Topaz gemstones are often confused with citrine or smoky quartz; however, the colors we appreciate topaz for have a wide range – from pink to orange, red, purple, brown, yellow and even colorless. In nature, topaz is widely found in golden tones that can range from amber to peach. Its name likely derived from the island of Topazos, in the Red Sea, where Romans found yellowish gems. Because many natural topaz gemstones have this golden glow, in ancient times, topaz was often thought to have a special connection to the sun. The ancient Egyptians believed topaz was given its radiance from the sun god Ra, and that the stone would protect them from harm. The Romans also associated the topaz with their god of sun, Jupiter.
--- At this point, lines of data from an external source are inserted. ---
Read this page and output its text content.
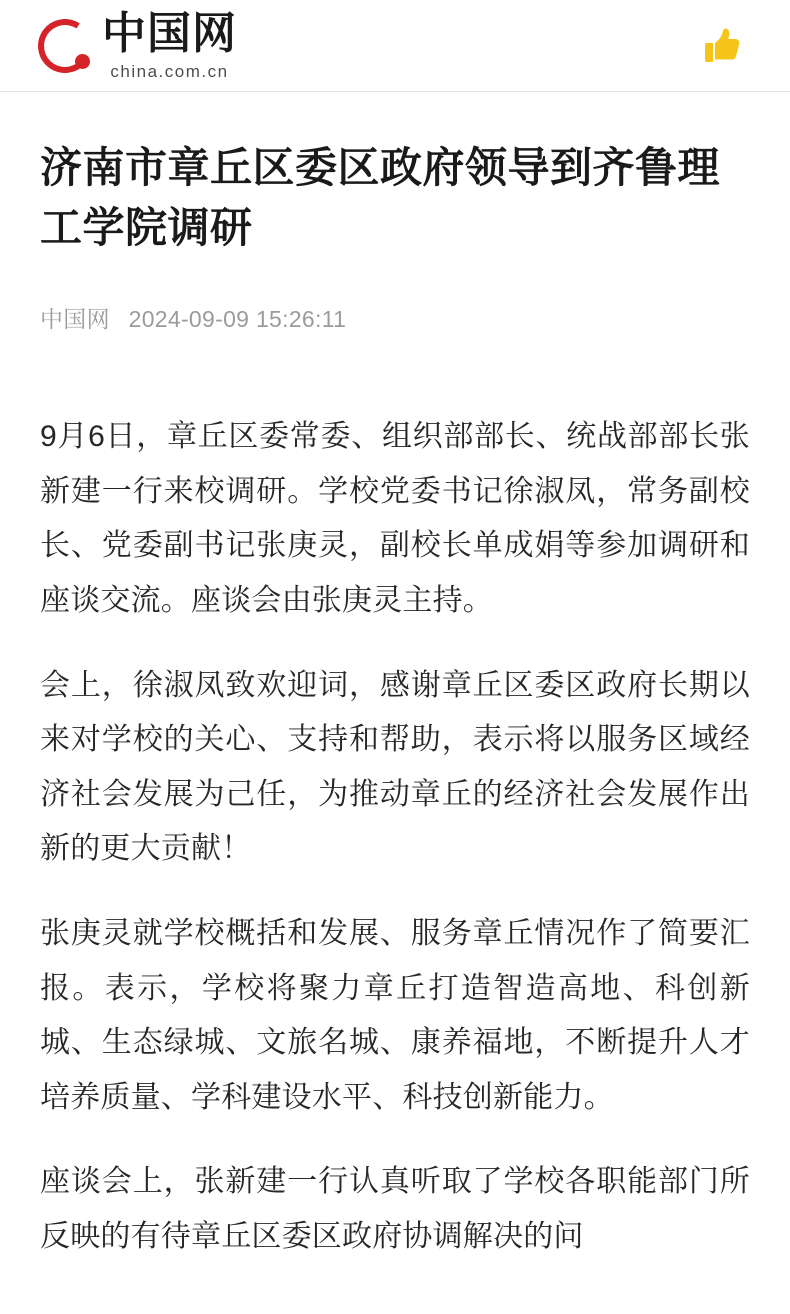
中国网
china.com.cn
济南市章丘区委区政府领导到齐鲁理工学院调研
中国网 2024-09-09 15:26:11

9月6日，章丘区委常委、组织部部长、统战部部长张新建一行来校调研。学校党委书记徐淑凤，常务副校长、党委副书记张庚灵，副校长单成娟等参加调研和座谈交流。座谈会由张庚灵主持。

会上，徐淑凤致欢迎词，感谢章丘区委区政府长期以来对学校的关心、支持和帮助，表示将以服务区域经济社会发展为己任，为推动章丘的经济社会发展作出新的更大贡献！

张庚灵就学校概括和发展、服务章丘情况作了简要汇报。表示，学校将聚力章丘打造智造高地、科创新城、生态绿城、文旅名城、康养福地，不断提升人才培养质量、学科建设水平、科技创新能力。

座谈会上，张新建一行认真听取了学校各职能部门所反映的有待章丘区委区政府协调解决的问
Blue and pink topaz gemstones are especially rare in nature. When natural pink topaz was first discovered in 18th century Russia, it was reserved for the Czar and his family alone.
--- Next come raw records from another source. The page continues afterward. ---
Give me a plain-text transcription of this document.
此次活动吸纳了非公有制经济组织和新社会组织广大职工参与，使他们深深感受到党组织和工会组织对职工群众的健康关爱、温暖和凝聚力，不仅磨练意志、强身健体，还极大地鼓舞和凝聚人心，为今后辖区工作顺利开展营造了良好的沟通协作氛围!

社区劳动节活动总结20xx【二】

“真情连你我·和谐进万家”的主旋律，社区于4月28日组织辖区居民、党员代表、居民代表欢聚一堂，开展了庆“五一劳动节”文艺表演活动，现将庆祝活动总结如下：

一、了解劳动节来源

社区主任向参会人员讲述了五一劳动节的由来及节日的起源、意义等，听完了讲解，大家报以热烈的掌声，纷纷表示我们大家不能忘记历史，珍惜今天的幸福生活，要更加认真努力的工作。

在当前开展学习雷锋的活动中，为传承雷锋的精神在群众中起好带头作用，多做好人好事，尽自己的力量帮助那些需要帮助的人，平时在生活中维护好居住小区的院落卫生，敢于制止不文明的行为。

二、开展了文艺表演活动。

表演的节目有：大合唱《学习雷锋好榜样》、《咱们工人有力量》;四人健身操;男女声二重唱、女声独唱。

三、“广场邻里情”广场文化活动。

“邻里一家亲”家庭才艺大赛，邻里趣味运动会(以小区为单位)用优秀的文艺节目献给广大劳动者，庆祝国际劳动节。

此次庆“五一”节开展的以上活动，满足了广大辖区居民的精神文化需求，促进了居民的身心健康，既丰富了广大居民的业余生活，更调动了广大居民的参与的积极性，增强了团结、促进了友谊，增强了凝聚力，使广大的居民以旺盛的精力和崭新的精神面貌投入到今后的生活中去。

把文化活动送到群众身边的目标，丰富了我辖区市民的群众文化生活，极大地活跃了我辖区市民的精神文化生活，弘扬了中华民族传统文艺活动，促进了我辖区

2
According to tradition, the topaz has the power to sharpen intelligence, calm the temper, aid in sleep, dispel bad omens and lengthen one's life.
Topaz is the November birthstone, but those born in other months also take pleasure from its warmth and beauty.
Topaz is a mineral species that occurs naturally in a broad color range, including various reds, pinks, purples, yellows, oranges and browns. More rarely, blue material is found.
Brazil remains an important source for topaz. Other sources include Australia, Madagascar, Mexico, Burma (Myanmar), Namibia, Nigeria, Pakistan, Sri Lanka and the United States.
Topaz is a fairly durable gemstone with a hardness of 8.0 on the Mohs Hardness Scale.
Topaz can be cut into many shapes and sizes, often as faceted gems or cabochons.
Topaz is commonly heated to change some of the yellow and reddish brown topaz to create pink gems. The vast majority of blue topaz on the market is irradiated, and heated. Another form of treatment common to topaz is surface coating, which results in many colors. Any treatments should be disclosed to the buyer.
Topaz Care & Cleaning
To minimize scratching and wear, store each piece of fine jewelry separately in a soft cloth or padded container.
Avoid prolonged exposure to bright light as some stones may fade.
Avoid the use of ultrasonic and steam cleaners.
Topaz jewelry is best cleaned with warm, sudsy water and a tightly woven microfiber or other soft cloth.